If children require water and a few minerals after a game, why not give them a bottle of water and a piece of fruit? Asks Casey Seidenberg

LIKE many little athletes, my boys enjoy Gatorade, Powerade and all of those other brightly coloured sports drinks. I don’t.

I have seen the advertisements, so I gather that these drinks are designed to replenish electrolytes lost through sweat and that celebrity athletes drink them. Yet what child actually needs 34 grams of sugar and a dose of chemical food dye in order to replenish after a one-hour sports game?

Yes, these kids are playing hard and sweating, thus they need to reload, but what they need immediately after a game is water. Could they use some electrolytes with their water? Of course. What exactly are electrolytes? In layman’s terms, they are minerals such as potassium, calcium and sodium that help water flow into cells.

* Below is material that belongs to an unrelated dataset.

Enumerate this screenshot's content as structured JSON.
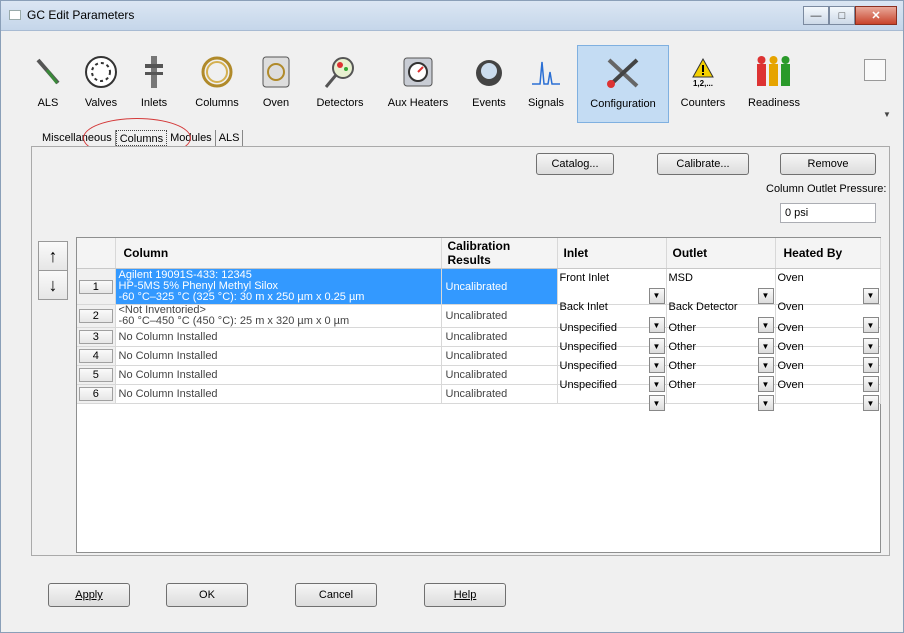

If children require water and a few minerals after a game, why not give them a bottle of water and a piece of fruit?

A 591ml bottle of Powerade has 75mg of potassium, while a small tangerine has 131mg and a banana has 422mg. A banana also has vitamins B and C, 16 percent of the daily requirement of manganese, which is great for bones, and 8 percent of magnesium, which prevents cramping.

There is even a gram or two of protein in a banana. A tangerine has calcium, magnesium, vitamin C and folate.

Besides the small amount of potassium, what else does the sports drink offer?

Thirty-four grams of sugar. If a child with an empty stomach is given 34 grams of processed sugar, the sugar will flow into the bloodstream quickly. A banana and a clementine both have fibre, which slows any natural sugars from entering the bloodstream. There is no fibre in the average sports drink.

This rush of glucose will raise a child’s insulin levels, and this elevated insulin triggers his body to store fat and to hold on to existing fat.

When the sugars hit the liver, they can be deposited there. So even when a kid isn’t “fat” on the outside, there is unnecessary fat storage happening on the inside, which, with confused insulin responses, predisposes a child to all kinds of disease.

Obviously one sports drink isn’t going to doom a child for ever. But setting the expectation that a child athlete “needs” a sports drink to replenish after a game or practice creates a long-term habit that can become dangerous when you think ahead to the practices and games he is going to play throughout his school years.

Remember that these drinks were originally designed for performance athletes, not growing children.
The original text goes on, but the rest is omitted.